C’est en fait un vaste mouvement de méfiance vis-à-vis du commun, érigé depuis Dostoïevski comme un élément constitutif du discours national russe et qui a longtemps servi à dissimuler sous un discours de fraternité et d’union la puissance du système impérial et colonial, et du « nous » qui émerge et qui est typique des approches postcoloniales ou décoloniales : on songe à Edyta Bojanowska qui relit le poème « Aux calomniateurs de la Russie [Клеветникам России] » (1831) au miroir du « nous » utilisé par Pouchkine, pour montrer que c’est un « nous » expansionniste, désignant au fil du poème les Russes, les Slaves et l’ensemble d’un Empire allant de la Finlande à la Chine en passant par le Caucase et surtout un « nous » qui silencie l’objet même du poème, à savoir les Polonais. On songe aussi à Madina Tlostanova, qui rappelle que sous le « nous » se dissimule souvent une « hubris du point zéro », une prétention à l’objectivité qui n’est que la reproduction du point de vue des dominants : elle appelle à ouvrir la recherche à d’autres perspectives, à donner droit de cité aux approches et aux méthodes des dominés. Là aussi, il s’agit de faire parler les silences, cette fois sur le plan méthodologique.

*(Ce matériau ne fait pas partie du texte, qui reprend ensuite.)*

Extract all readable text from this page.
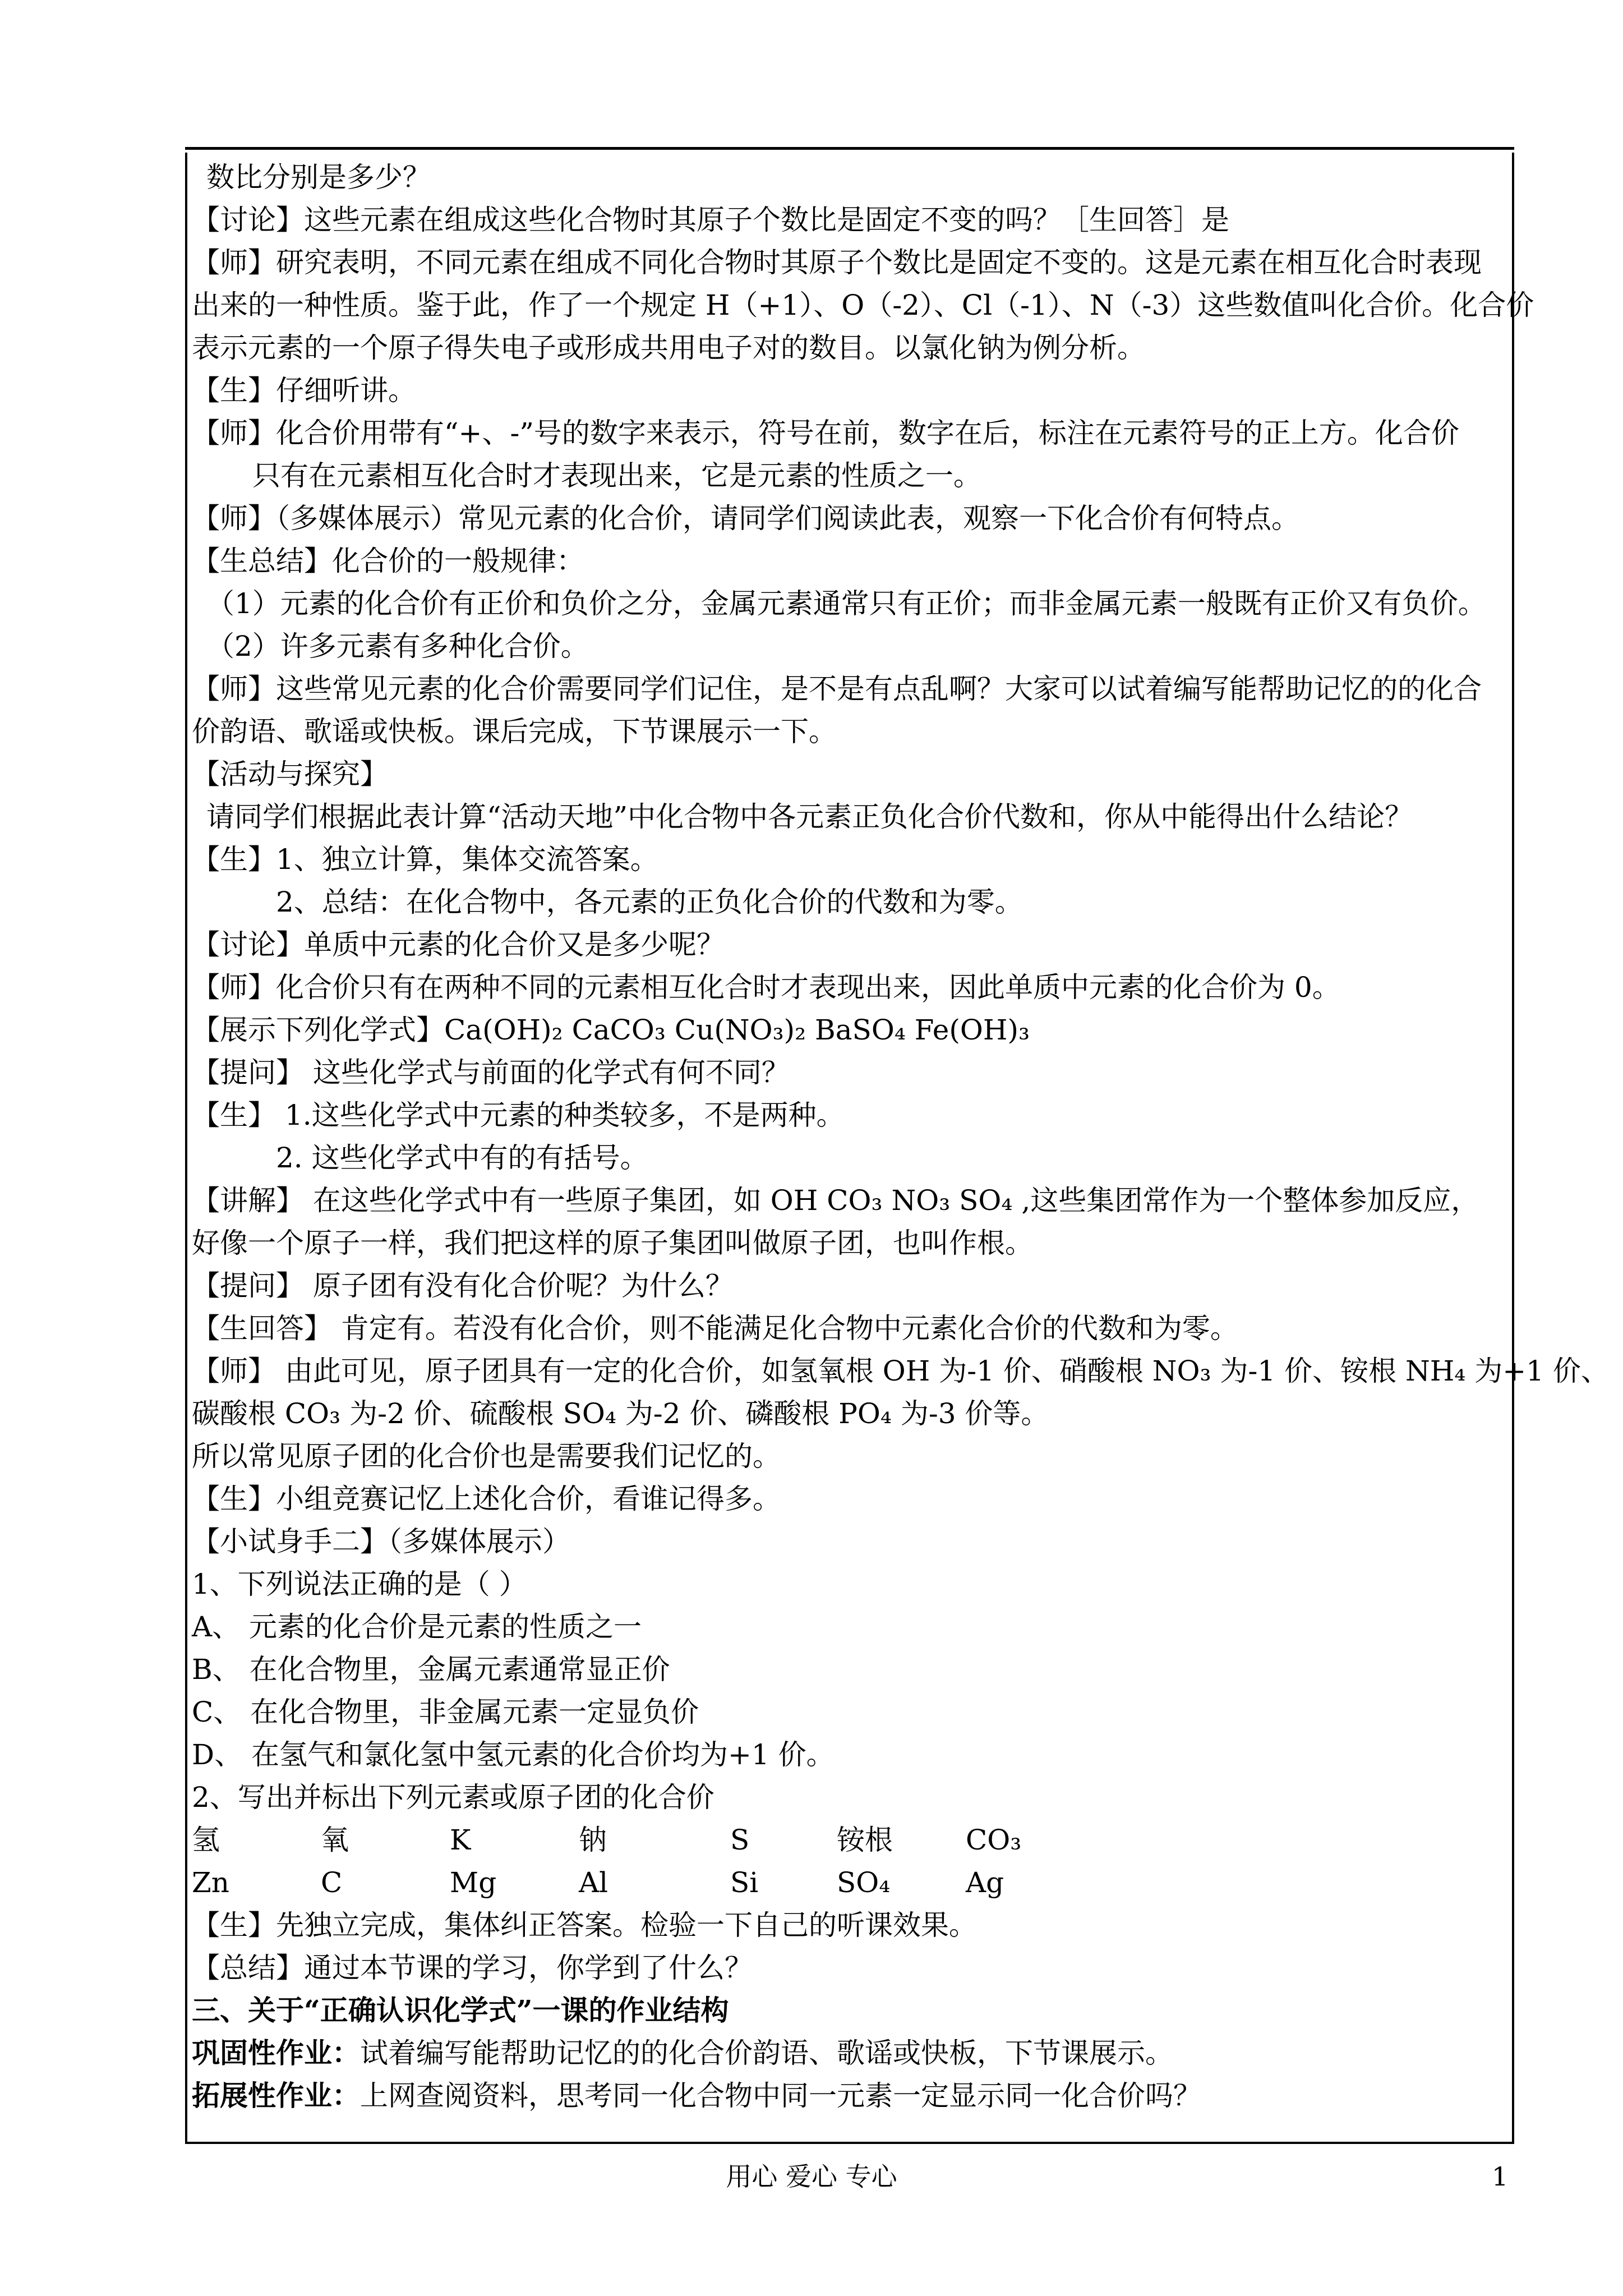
数比分别是多少？
【讨论】这些元素在组成这些化合物时其原子个数比是固定不变的吗？［生回答］是
【师】研究表明，不同元素在组成不同化合物时其原子个数比是固定不变的。这是元素在相互化合时表现
出来的一种性质。鉴于此，作了一个规定 H（+1）、O（-2）、Cl（-1）、N（-3）这些数值叫化合价。化合价
表示元素的一个原子得失电子或形成共用电子对的数目。以氯化钠为例分析。
【生】仔细听讲。
【师】化合价用带有“+、-”号的数字来表示，符号在前，数字在后，标注在元素符号的正上方。化合价
只有在元素相互化合时才表现出来，它是元素的性质之一。
【师】（多媒体展示）常见元素的化合价，请同学们阅读此表，观察一下化合价有何特点。
【生总结】化合价的一般规律：
（1）元素的化合价有正价和负价之分，金属元素通常只有正价；而非金属元素一般既有正价又有负价。
（2）许多元素有多种化合价。
【师】这些常见元素的化合价需要同学们记住，是不是有点乱啊？大家可以试着编写能帮助记忆的的化合
价韵语、歌谣或快板。课后完成，下节课展示一下。
【活动与探究】
请同学们根据此表计算“活动天地”中化合物中各元素正负化合价代数和，你从中能得出什么结论？
【生】1、独立计算，集体交流答案。
2、总结：在化合物中，各元素的正负化合价的代数和为零。
【讨论】单质中元素的化合价又是多少呢？
【师】化合价只有在两种不同的元素相互化合时才表现出来，因此单质中元素的化合价为 0。
【展示下列化学式】Ca(OH)₂ CaCO₃ Cu(NO₃)₂ BaSO₄ Fe(OH)₃
【提问】 这些化学式与前面的化学式有何不同？
【生】 1.这些化学式中元素的种类较多，不是两种。
2. 这些化学式中有的有括号。
【讲解】 在这些化学式中有一些原子集团，如 OH CO₃ NO₃ SO₄ ,这些集团常作为一个整体参加反应，
好像一个原子一样，我们把这样的原子集团叫做原子团，也叫作根。
【提问】 原子团有没有化合价呢？为什么？
【生回答】 肯定有。若没有化合价，则不能满足化合物中元素化合价的代数和为零。
【师】 由此可见，原子团具有一定的化合价，如氢氧根 OH 为-1 价、硝酸根 NO₃ 为-1 价、铵根 NH₄ 为+1 价、
碳酸根 CO₃ 为-2 价、硫酸根 SO₄ 为-2 价、磷酸根 PO₄ 为-3 价等。
所以常见原子团的化合价也是需要我们记忆的。
【生】小组竞赛记忆上述化合价，看谁记得多。
【小试身手二】（多媒体展示）
1、下列说法正确的是（ ）
A、 元素的化合价是元素的性质之一
B、 在化合物里，金属元素通常显正价
C、 在化合物里，非金属元素一定显负价
D、 在氢气和氯化氢中氢元素的化合价均为+1 价。
2、写出并标出下列元素或原子团的化合价
氢	氧	K	钠	S	铵根	CO₃
Zn	C	Mg	Al	Si	SO₄	Ag
【生】先独立完成，集体纠正答案。检验一下自己的听课效果。
【总结】通过本节课的学习，你学到了什么？
三、关于“正确认识化学式”一课的作业结构
巩固性作业：试着编写能帮助记忆的的化合价韵语、歌谣或快板，下节课展示。
拓展性作业：上网查阅资料，思考同一化合物中同一元素一定显示同一化合价吗？
用心 爱心 专心	1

Ce silence des études slaves sur l’Ukraine avait déjà été pointé par Mark von Hagen qui posait dès 1995 la question provocante « l’Ukraine a-t-elle une histoire ? » : sur la base des histoires de l’Europe de l’Est existantes, disait-il, il serait en fait possible de défendre la thèse selon laquelle l’Ukraine n’a pas d’histoire indépendante car celle-ci n’était jamais traitée en tant que telle, mais seulement en relation avec d’autres Empires – et cela, après que le pays a existé sous la forme de République, indépendante ou autonome entre 1917 et 1920. Olesya Khromeychuk pose en 2022 une autre question provocante « Où est l’Ukraine ? » en évoquant une expérience menée avec ses étudiants à qui elle demande de placer les frontières de l’Ukraine actuelle sur une carte : aucun étudiant dans le groupe n’aboutit au même résultat, faute de connaissances unifiées et objectives sur cette aire. Revenant sur sa propre expérience de chercheuse, où l’on a tenté de la convaincre d’avoir une expertise « plus large » que la « simple Ukraine », Khromeychuk suggère qu’il s’agit essentiellement de mettre l’Ukraine sur notre carte mentale, de la considérer comme une entité à part entière et non comme un supplément d’Empire quelconque.

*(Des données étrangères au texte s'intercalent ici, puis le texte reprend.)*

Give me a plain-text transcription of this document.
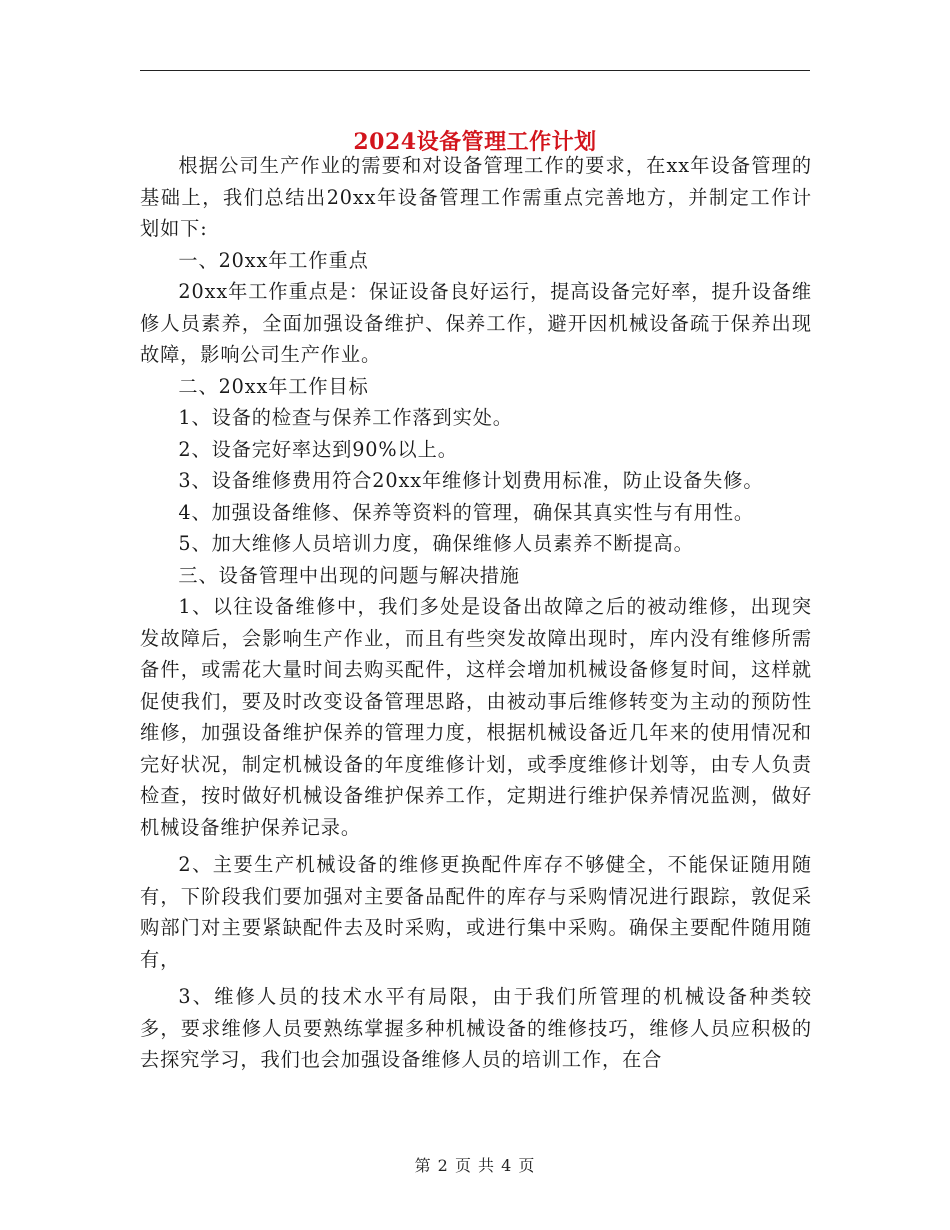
2024设备管理工作计划

根据公司生产作业的需要和对设备管理工作的要求，在xx年设备管理的基础上，我们总结出20xx年设备管理工作需重点完善地方，并制定工作计划如下:

一、20xx年工作重点

20xx年工作重点是：保证设备良好运行，提高设备完好率，提升设备维修人员素养，全面加强设备维护、保养工作，避开因机械设备疏于保养出现故障，影响公司生产作业。

二、20xx年工作目标

1、设备的检查与保养工作落到实处。

2、设备完好率达到90%以上。

3、设备维修费用符合20xx年维修计划费用标准，防止设备失修。

4、加强设备维修、保养等资料的管理，确保其真实性与有用性。

5、加大维修人员培训力度，确保维修人员素养不断提高。

三、设备管理中出现的问题与解决措施

1、以往设备维修中，我们多处是设备出故障之后的被动维修，出现突发故障后，会影响生产作业，而且有些突发故障出现时，库内没有维修所需备件，或需花大量时间去购买配件，这样会增加机械设备修复时间，这样就促使我们，要及时改变设备管理思路，由被动事后维修转变为主动的预防性维修，加强设备维护保养的管理力度，根据机械设备近几年来的使用情况和完好状况，制定机械设备的年度维修计划，或季度维修计划等，由专人负责检查，按时做好机械设备维护保养工作，定期进行维护保养情况监测，做好机械设备维护保养记录。

2、主要生产机械设备的维修更换配件库存不够健全，不能保证随用随有，下阶段我们要加强对主要备品配件的库存与采购情况进行跟踪，敦促采购部门对主要紧缺配件去及时采购，或进行集中采购。确保主要配件随用随有，

3、维修人员的技术水平有局限，由于我们所管理的机械设备种类较多，要求维修人员要熟练掌握多种机械设备的维修技巧，维修人员应积极的去探究学习，我们也会加强设备维修人员的培训工作，在合

第 2 页 共 4 页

On ne peut pas ignorer ce renversement en tant que slaviste et russiste : si la littérature russe en dehors des hurlements de la propagande se fait aujourd’hui sur un fond de silence, notre propre conception de ce qu’est la littérature russe s’établit sur fond de silenciation et il faut le prendre en compte. Cette situation perdure pour des raisons épistémologiques. Il n’y a pas de livre sur l’injustice épistémique dont souffrent les œuvres ukrainiennes, parce que ce n’est pas simple d’écrire sur des ombres, des silences, des effacements [5]. Sans doute pas non plus de chercheur capable de l’écrire en contexte français : c’est ça l’injustice épistémique, c’est quand il n’y a personne pour parler de rien.

Blancs méthodologiques#

Outre cette difficulté épistémologique, cette perspective de visibilisation d’une part ukrainienne prenant son indépendance dans les études slaves se heurte au fait qu’elle déplace notre cadre théorique ordinaire. L’« essentialisme stratégique », même provisoire, est-il vraiment stratégique dans un contexte à la fois marqué par une tradition poststructuraliste où les notions d’identité et de nationalité n’existaient que peu (c’est le « écrire depuis nulle part » qu’analyse Madina Tlostanova dans un de ses premiers ouvrages , et par une attention nouvelle et accrue au caractère transnational des littératures, aux identités fluides, aux parcours linguistiques alternatifs qui rompent avec l’idée d’une « origine » indélébile. L’essentialisme stratégique est-il vraiment stratégique dans un contexte où il rejoue l’un des écueils pourtant identifiés, à savoir le nationalisme méthodologique, le fait qu’on est spécialiste d’un pays, qu’on le considère sans doute abusivement comme une entité parfaitement cohérente, stable, homogène, close ? [6]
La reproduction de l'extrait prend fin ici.